31 Mar 2017

Taking the Leap into Africa : the Alteo Case Study

Any entrepreneurial approach implies the ability to identify, exploit and take advantage of opportunities that arise in a market thus ensuring the long-term development and perennity of a company. It sometimes also means taking calculated risks and going beyond set boundaries onto unknown territories. Such was the case for the Alteo Group who applied entrepreneurial techniques as a group for their successful implantation in Africa.

In 2000, Alteo Group invested in Tanzania by acquiring a controlling stake in TPC Limited, a previously state-owned sugar factory. Partly resulting from geographic constraints, Alteo’s development strategy was based on the Mauritian know-how acquired during the group’s long-time experience in sugar manufacturing to establish itself in the region’s market while ensuring high growth potential. More recently, in August 2015, Alteo acquired a majority stake in Transmara, a sugar mill located in western Kenya.


Assessing the economic, cultural and political situation of a country is crucial before making an investment decision. Every region of Africa offers different socio-economic data while the markets differ greatly. In the case of Alteo’s long-term investments, it is essential to choose countries presenting the most stable conditions. Fortunately, as the Tanzanian project was launched, this region of Africa was identified as a potential market with a high population growth due to rural exodus, resulting in a change in eating habits, and constantly increasing purchasing power.
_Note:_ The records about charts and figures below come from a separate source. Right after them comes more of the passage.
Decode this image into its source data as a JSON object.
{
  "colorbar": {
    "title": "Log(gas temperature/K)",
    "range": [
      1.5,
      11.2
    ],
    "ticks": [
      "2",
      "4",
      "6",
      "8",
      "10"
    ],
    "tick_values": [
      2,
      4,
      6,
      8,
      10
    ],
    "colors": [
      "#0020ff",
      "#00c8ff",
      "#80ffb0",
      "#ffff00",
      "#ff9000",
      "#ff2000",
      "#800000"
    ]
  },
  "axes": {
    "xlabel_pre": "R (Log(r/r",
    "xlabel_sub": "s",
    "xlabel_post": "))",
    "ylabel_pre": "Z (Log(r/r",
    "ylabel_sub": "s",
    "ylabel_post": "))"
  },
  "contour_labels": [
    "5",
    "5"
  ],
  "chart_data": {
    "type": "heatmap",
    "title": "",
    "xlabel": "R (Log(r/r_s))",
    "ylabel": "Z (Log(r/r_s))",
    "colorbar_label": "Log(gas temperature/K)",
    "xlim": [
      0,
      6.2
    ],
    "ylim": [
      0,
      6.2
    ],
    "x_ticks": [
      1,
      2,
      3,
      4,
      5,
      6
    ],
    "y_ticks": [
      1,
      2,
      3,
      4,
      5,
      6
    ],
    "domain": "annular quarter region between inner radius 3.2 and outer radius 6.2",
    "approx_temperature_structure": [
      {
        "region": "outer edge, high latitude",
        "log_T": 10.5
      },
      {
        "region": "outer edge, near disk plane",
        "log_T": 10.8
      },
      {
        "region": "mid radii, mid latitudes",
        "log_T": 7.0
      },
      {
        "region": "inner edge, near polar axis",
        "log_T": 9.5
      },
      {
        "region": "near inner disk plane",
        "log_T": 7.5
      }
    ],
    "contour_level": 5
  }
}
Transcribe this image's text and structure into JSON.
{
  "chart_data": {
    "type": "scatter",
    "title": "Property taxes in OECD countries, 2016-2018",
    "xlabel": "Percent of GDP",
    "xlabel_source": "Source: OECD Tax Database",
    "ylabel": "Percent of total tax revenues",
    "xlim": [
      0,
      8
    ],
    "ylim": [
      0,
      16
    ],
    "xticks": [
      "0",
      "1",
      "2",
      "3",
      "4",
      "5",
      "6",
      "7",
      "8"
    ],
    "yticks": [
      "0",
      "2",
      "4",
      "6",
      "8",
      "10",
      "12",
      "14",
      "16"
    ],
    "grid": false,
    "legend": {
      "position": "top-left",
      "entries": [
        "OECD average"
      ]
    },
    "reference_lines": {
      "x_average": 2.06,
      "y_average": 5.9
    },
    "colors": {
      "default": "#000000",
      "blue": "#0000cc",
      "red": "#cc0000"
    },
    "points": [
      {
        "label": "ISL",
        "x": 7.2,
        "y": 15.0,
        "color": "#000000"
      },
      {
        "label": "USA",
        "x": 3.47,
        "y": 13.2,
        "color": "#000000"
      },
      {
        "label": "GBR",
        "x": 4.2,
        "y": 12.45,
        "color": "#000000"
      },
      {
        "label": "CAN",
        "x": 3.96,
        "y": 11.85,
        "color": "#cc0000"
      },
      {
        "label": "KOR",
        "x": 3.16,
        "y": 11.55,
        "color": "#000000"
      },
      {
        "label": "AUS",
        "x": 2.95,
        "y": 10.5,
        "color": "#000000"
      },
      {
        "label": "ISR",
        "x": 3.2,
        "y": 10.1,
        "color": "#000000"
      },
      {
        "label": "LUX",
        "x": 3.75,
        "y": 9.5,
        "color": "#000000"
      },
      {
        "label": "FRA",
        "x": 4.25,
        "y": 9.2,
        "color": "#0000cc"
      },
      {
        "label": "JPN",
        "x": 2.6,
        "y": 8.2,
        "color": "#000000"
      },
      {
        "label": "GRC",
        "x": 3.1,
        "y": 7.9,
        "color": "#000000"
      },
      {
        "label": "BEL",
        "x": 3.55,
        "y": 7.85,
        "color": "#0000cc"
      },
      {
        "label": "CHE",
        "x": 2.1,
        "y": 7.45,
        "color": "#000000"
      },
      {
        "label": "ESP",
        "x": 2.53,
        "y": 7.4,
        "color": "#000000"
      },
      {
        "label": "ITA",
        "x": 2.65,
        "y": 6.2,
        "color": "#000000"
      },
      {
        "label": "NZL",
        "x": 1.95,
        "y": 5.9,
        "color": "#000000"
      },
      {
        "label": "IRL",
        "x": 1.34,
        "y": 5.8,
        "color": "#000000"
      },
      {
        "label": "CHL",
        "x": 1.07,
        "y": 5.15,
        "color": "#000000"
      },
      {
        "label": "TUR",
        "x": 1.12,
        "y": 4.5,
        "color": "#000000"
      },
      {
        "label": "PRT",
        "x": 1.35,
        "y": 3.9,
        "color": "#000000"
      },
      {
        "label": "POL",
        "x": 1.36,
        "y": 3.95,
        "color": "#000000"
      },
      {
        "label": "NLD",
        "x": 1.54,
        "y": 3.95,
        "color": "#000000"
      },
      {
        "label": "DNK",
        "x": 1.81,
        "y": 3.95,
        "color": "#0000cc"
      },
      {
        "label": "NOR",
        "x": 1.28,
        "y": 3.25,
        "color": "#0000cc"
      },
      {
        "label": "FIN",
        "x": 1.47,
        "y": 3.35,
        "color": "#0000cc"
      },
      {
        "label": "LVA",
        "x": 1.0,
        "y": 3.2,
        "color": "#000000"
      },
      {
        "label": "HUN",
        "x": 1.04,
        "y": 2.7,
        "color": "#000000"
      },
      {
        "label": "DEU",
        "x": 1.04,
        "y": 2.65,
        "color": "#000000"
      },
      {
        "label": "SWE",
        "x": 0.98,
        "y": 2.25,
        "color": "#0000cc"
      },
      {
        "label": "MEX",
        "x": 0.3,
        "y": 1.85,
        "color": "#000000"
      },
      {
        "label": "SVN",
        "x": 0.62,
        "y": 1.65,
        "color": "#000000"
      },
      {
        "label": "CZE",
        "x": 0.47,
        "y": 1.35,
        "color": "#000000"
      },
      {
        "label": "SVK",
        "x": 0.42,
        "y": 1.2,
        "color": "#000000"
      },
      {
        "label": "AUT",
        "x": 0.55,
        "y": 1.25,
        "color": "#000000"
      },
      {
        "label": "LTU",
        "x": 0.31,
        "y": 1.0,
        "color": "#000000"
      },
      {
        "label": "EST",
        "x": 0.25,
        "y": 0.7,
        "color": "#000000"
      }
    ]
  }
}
Given that Tanzania’s development was still far behind its neighbours in 2000, it was possible to expect rapid growth potential following the adoption of various measures being implemented by the authorities, such as their extensive privatisation program, etc.


In the case of Alteo, the main criteria taken into account in project risk assessment are the soil and climate cane yield potential, the sugar market, the quality of the local partner and the political stability. This is followed by a process of progressive validation of the model's assumptions in its particularities. It is always important to understand the environment in which you will operate before investing. Ultimately, the objective sought is once again to control production and its costs in order to be able to produce sugar at a fairly competitive cost to ensure the future profitability of the operation and an appropriate return on investment for the shareholder.


East Africa, by virtue of its proximity, its economic dynamism and its sugar deficit market, rapidly emerged as the preferred region for development. Nevertheless, this successful implantation underlines the sustainability of Alteo’s activity in Africa and would not have been made possible without a partnership with Quartier Français, a group known today as Tereos Indian Ocean. Alteo’s development in Africa was naturally developed with this trustworthy partner with whom a common strategic vision is shared. This partnership not only provides financial support but also allows for an exchange of ideas on the technical aspects of the trade.


The first challenge was the establishment of the organisation and the mobilisation of resources, mainly human resources. Fortunately, it was possible to build a motivated and tightly knit team, which allowed the group to maintain a coherent, long-term vision and overcome operational challenges that were numerous at the start. Agricultural, industrial and logistical problems had to be identified and solved at first in order to double the production of TPC from 30,000 tons of sugar in 2000 to 60,000 tons in 2005.  It was only in recent years that the factory was able to exceed 100,000 tons of sugar per year. The same applied to Transmara that managed to boost its production capacity from 60,000 to 90,000 tonnes after one year, thus showcasing the management efforts to optimise the production through reinvestment. The main challenge resides in the control of production and its cost: the main factor in effectively protecting oneself from competition.


TPC began to generate positive cash flows after 4 or 5 years, but these were initially reinvested entirely to ensure the development and sustainability of the operations. On the other side, Transmara managed to generate profits during the first year of production. To this day, investments are made to ensure the upgrade of production tools, in the mechanisation of agricultural operations, or in the valuation of derivative products, in order to maintain a competitive advantage for both production units.